Over the past 30 – 40 years Paediatric Oncology has been regarded as the paradigm of how to run clinical trials cancer.  Because of the rarity of childhood cancer, the amalgamation of all centres in the UK and Ireland into large research groups was essentially forced upon us.  The United Kingdom Children’s Cancer Study Group (UKCCSG) was formed in 1997 and up until recently this group was instrumental in the setting up, running and reporting of childhood cancer trials.  It is as a result of these trials that we can now stand by and be proud of the 82% 5 year survival.  The UKCCSG has been rebranded and renamed as the Children’s Cancer & Leukaemia Group (CCLG) and although the group itself is not as active in trial activity as before, it still plays an extremely important role in the field of Childhood cancer.

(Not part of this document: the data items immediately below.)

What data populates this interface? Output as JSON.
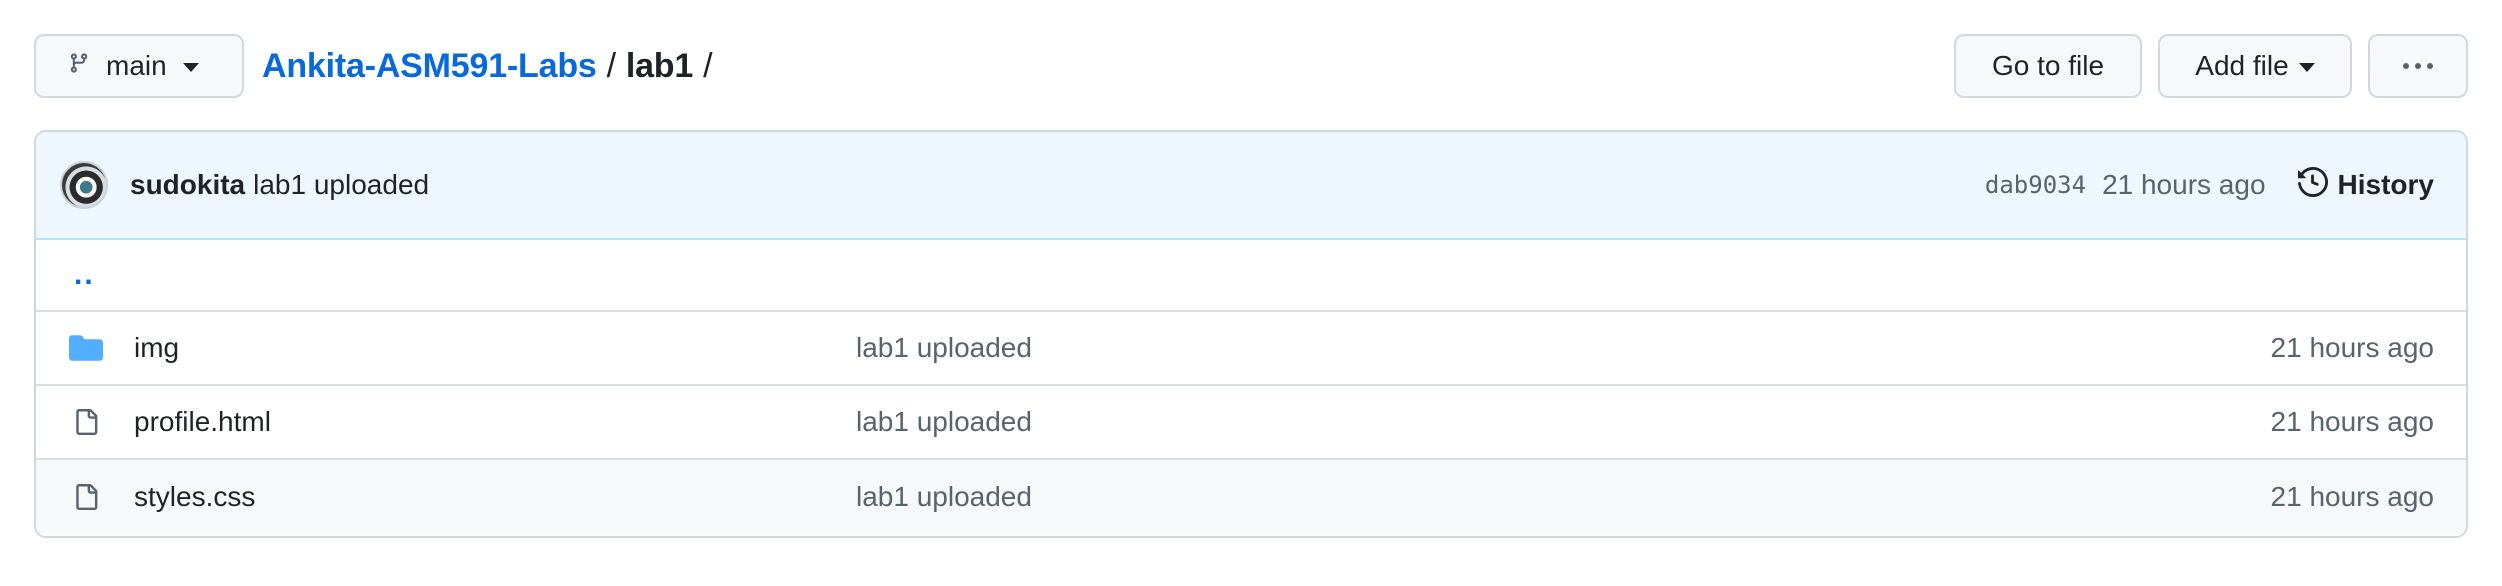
{
  "topbar": {
    "branch": {
      "label": "main",
      "icon": "git-branch-icon"
    },
    "breadcrumb": {
      "repo": "Ankita-ASM591-Labs",
      "separator": "/",
      "current": "lab1",
      "trailing": "/"
    },
    "go_to_file": "Go to file",
    "add_file": "Add file",
    "more_icon": "kebab-horizontal-icon"
  },
  "commit": {
    "author": "sudokita",
    "message": "lab1 uploaded",
    "sha": "dab9034",
    "time": "21 hours ago",
    "history_label": "History"
  },
  "parent_link": "..",
  "files": [
    {
      "type": "folder",
      "icon": "folder-icon",
      "name": "img",
      "message": "lab1 uploaded",
      "age": "21 hours ago"
    },
    {
      "type": "file",
      "icon": "file-icon",
      "name": "profile.html",
      "message": "lab1 uploaded",
      "age": "21 hours ago"
    },
    {
      "type": "file",
      "icon": "file-icon",
      "name": "styles.css",
      "message": "lab1 uploaded",
      "age": "21 hours ago"
    }
  ],
  "colors": {
    "link": "#0969da",
    "folder": "#54aeff",
    "commit_bar": "#eef6fe",
    "muted_text": "#59636e",
    "border": "#d1d9e0"
  }
}
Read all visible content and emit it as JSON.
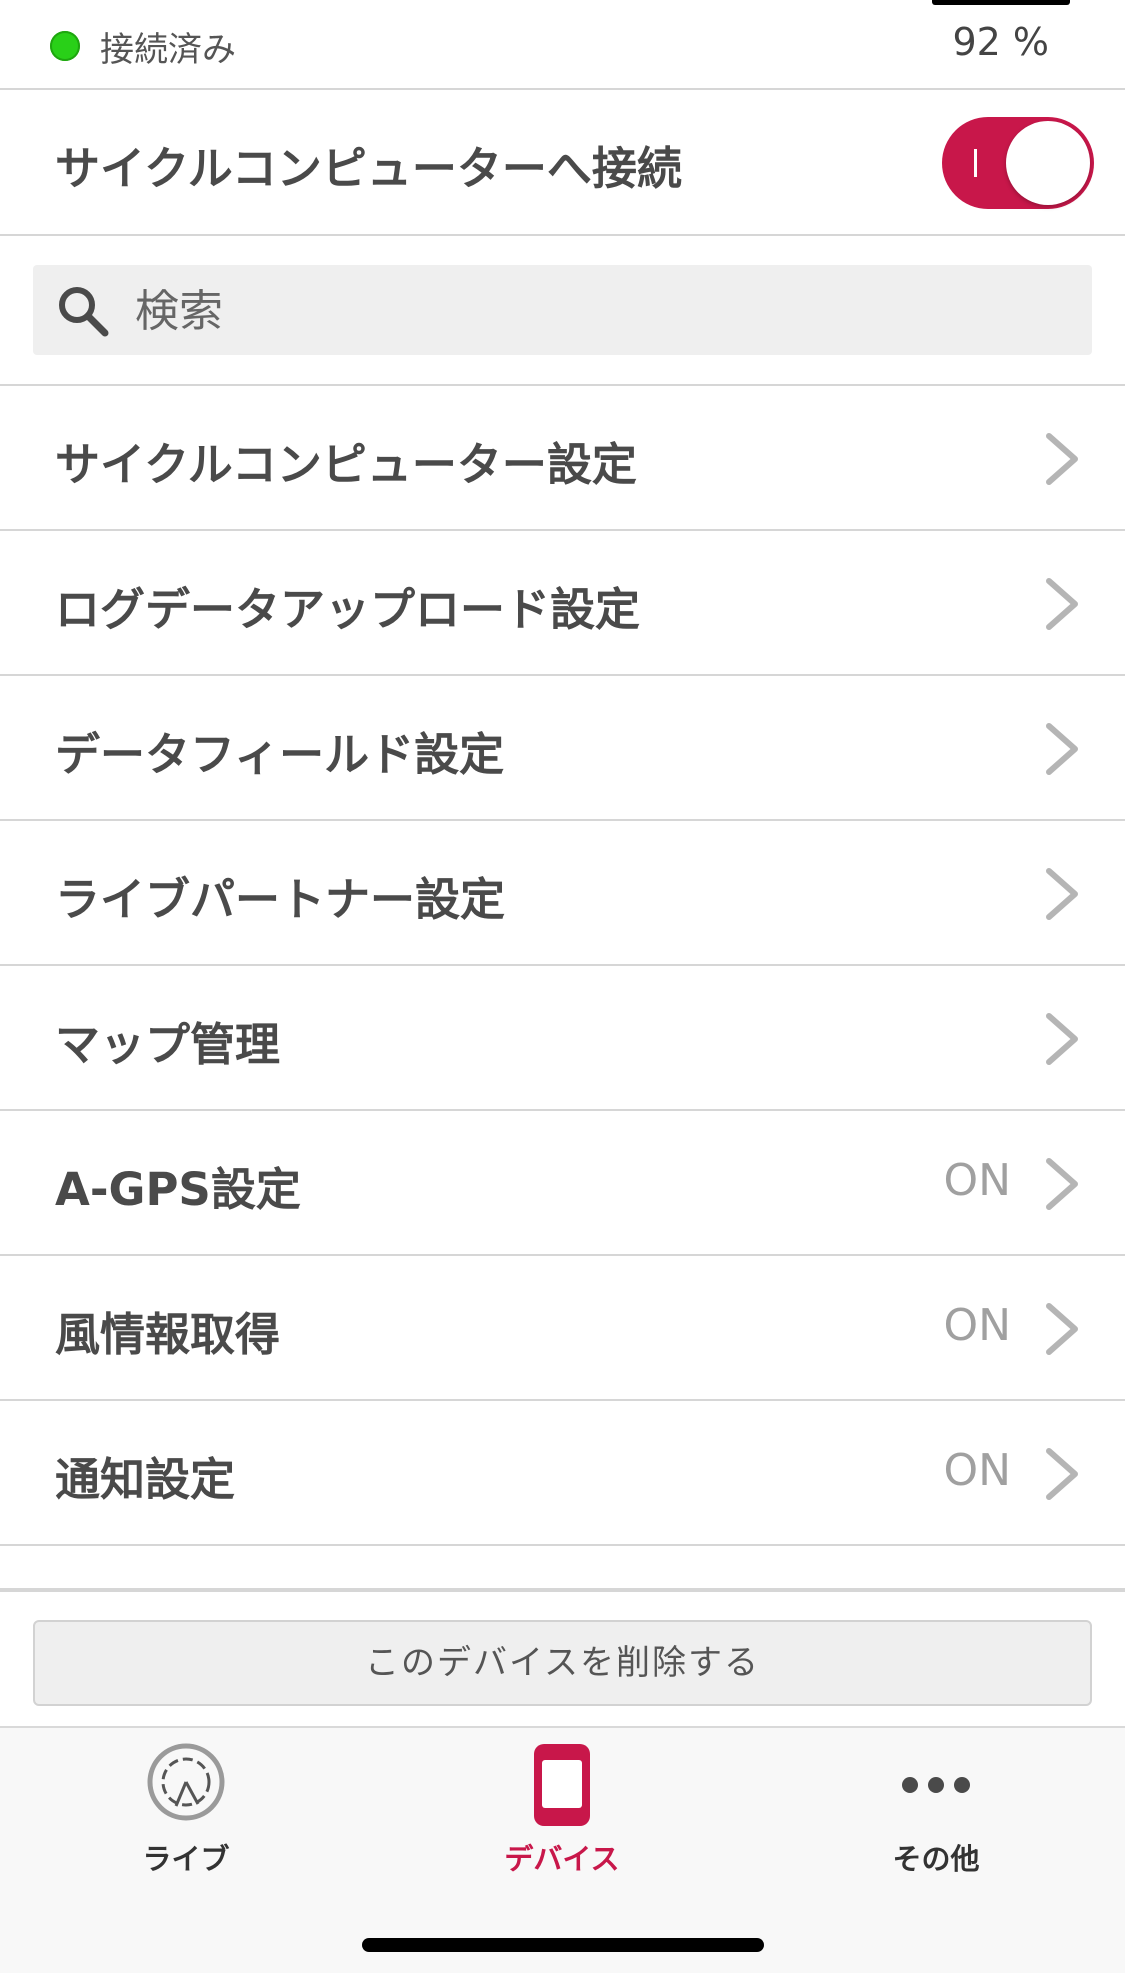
{
  "status": {
    "connection_text": "接続済み",
    "battery": "92 %"
  },
  "connect": {
    "label": "サイクルコンピューターへ接続",
    "enabled": true
  },
  "search": {
    "placeholder": "検索"
  },
  "menu": [
    {
      "label": "サイクルコンピューター設定",
      "value": ""
    },
    {
      "label": "ログデータアップロード設定",
      "value": ""
    },
    {
      "label": "データフィールド設定",
      "value": ""
    },
    {
      "label": "ライブパートナー設定",
      "value": ""
    },
    {
      "label": "マップ管理",
      "value": ""
    },
    {
      "label": "A-GPS設定",
      "value": "ON"
    },
    {
      "label": "風情報取得",
      "value": "ON"
    },
    {
      "label": "通知設定",
      "value": "ON"
    }
  ],
  "delete_button": "このデバイスを削除する",
  "tabs": [
    {
      "label": "ライブ",
      "icon": "live-icon",
      "active": false
    },
    {
      "label": "デバイス",
      "icon": "device-icon",
      "active": true
    },
    {
      "label": "その他",
      "icon": "more-icon",
      "active": false
    }
  ],
  "colors": {
    "accent": "#c8174a",
    "status_connected": "#29d018"
  }
}
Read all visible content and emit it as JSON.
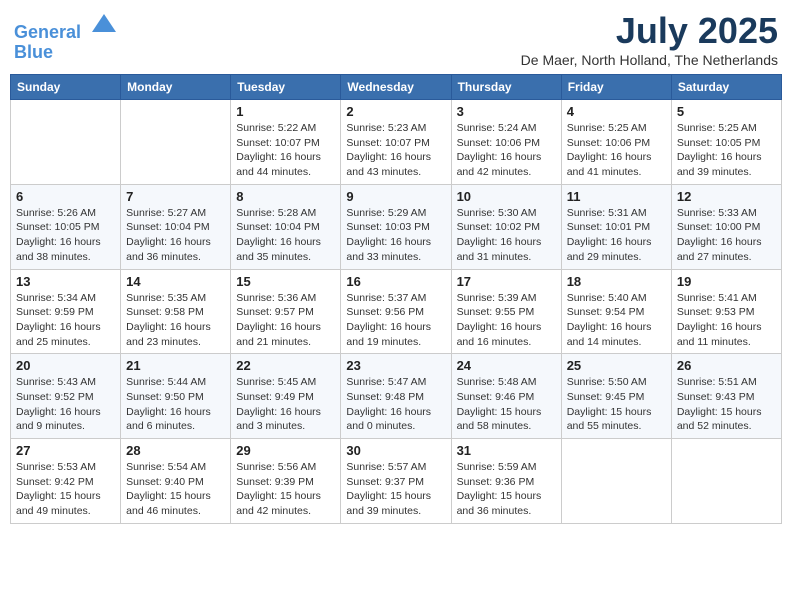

The difference between Paediatric and Adult oncology is that in the former, doctors and nurses deal with an age range (generally 0 -16 years) and manage all tumours found in the range, whereas in the latter, doctors and nurses tend to manage specific cancer types (e.g Breast , Lung or Colon cancer).  Children do not usually get adult cancers. Childhood cancers are a very heterogeneous group with childhood acute lymphoblastic leukaemia being far and away the most common disease, followed closely behind by brain tumours, lymphomas and then the rarer entities such as Wilms tumour, Neuroblastoma, Bone tumours, Retinoblastoma and Liver tumours.  As mentioned above, the survival rate for ALL is excellent but we are not yet at 100%.  The survival rate for some other tumours has remained static for the past 20 years (Osteosarcoma) and still remains dismal for some incurable cancers (Brain stem gliomas).

The work of the CCLG and other related cancer charities, such as this, will continue until not only can we boast of a 100% survival for all childhood cancers, but also a survival that is free from any long-term effects of the anti-cancer therapy.

This website’s consultant blog will address, every 3 months, some of the common themes that we face as Paediatric Cancer Paediatricians and some of the questions asked by parents on a regular basis.